时间:2025-08-04 08:35:26  作者:柿子竹
  怎么就变成这样了呢。
  “怎么就变成这样了呢?”胡年穿着厚重的棉服,根本来不及打扮,他穿的完全是随手抓起来的几件衣裳,长的套短的,大的套小的,活像个拾荒的。胡年焦躁地抓着头发,忍不住左右踟蹰,嘴里一句接着一句地嘟囔道:“你不是说一切都挺好的吗?怎么就突然这样了?你按照我说的来做了吗?”
  顾予岑却只是蹲在楼梯口,用手撑着脑袋,低垂着眼,叫人看不清表情,倘若不是医院禁止吸烟,此刻他脚边肯定堆满了大大小小的烟蒂。
  胡年想不通,怎么好好的,人就突然自杀了。他根本停不下来踟蹰的脚步,一旦停下来,看向顾予岑的背影,他就开始觉得压抑。
  现在的顾予岑让他觉得,楚松砚根本就没有救回来的可能。
  抢救的时间过的如此漫长。
  “这帮破媒体狗仔,早不来晚不来,现在都这种紧要关头,一个个都蹲在外面准备捡尸体呢?”胡年破口大骂道:“全都是他妈的傻逼,能不能滚远点儿啊。”

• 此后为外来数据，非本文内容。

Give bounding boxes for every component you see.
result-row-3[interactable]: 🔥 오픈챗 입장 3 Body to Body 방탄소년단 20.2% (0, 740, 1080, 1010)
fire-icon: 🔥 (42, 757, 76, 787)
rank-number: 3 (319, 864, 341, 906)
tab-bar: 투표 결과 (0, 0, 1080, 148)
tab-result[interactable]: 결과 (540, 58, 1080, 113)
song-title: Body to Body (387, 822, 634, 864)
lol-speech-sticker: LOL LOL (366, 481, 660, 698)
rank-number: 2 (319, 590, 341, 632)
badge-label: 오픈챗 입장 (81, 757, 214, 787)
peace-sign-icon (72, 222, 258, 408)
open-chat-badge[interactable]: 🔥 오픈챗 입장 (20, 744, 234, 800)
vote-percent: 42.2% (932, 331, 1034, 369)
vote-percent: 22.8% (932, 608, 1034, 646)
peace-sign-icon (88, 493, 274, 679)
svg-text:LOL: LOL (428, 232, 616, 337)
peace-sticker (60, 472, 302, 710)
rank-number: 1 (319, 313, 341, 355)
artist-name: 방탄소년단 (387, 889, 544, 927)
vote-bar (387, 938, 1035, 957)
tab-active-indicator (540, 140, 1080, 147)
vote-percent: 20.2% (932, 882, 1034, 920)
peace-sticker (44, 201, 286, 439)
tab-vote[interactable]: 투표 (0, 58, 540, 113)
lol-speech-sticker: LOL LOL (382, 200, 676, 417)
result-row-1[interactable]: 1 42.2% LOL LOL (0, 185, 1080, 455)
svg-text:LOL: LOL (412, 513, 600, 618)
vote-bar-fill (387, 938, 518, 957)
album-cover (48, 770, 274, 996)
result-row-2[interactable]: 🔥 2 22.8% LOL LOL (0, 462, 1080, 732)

  “…..你出去跟他们说啊?”顾予岑的声音哑得可怕,嗓音极低,却让人无法忽视:“你在这儿骂他们能听见吗?还有,捡谁的尸体?你的?”
  胡年也意识到自己说错了话,当即停下,说:“不是,我不是这个… ..”
  顾予岑对他摆摆手,“出去,让我自己待会儿。”
  胡年不敢说话,直接就出去了。
  防盗门打开,走廊里冷白色灯光挤进来,但几秒后,便消失的一干二净。
  楼道里彻底重归黑暗,鸦雀无声的环境显得鼻息间的消毒水味如此明显、浓重,就像是直接将顾予岑这个人扔进了装满消毒水的瓶子里。
  但消毒水味扑上来后,一股挥之不散的血腥味再次席卷而来。
  顾予岑的身上沾满了血,包括他的掌心里都全是已经干涸的血液。
  顾予岑已经忘了上一次楚松砚自杀被林庚带走后,他都干了什么,但这次,他记起来了。
  他下楼买的一袋子水果滚落到地上,滚进血泊里,表面都沾满了属于楚松砚的血液,原本便熟透的苹果愈发得红,仿佛已经成了白雪公主童话里的毒苹果,红得直让人慎得慌,看见它就忍不住全身发颤。
  而顾予岑就像是被女巫蛊惑的白雪公主,他捡起了在血泊正中央的刀子,用那把刀削干净了苹果表面的皮。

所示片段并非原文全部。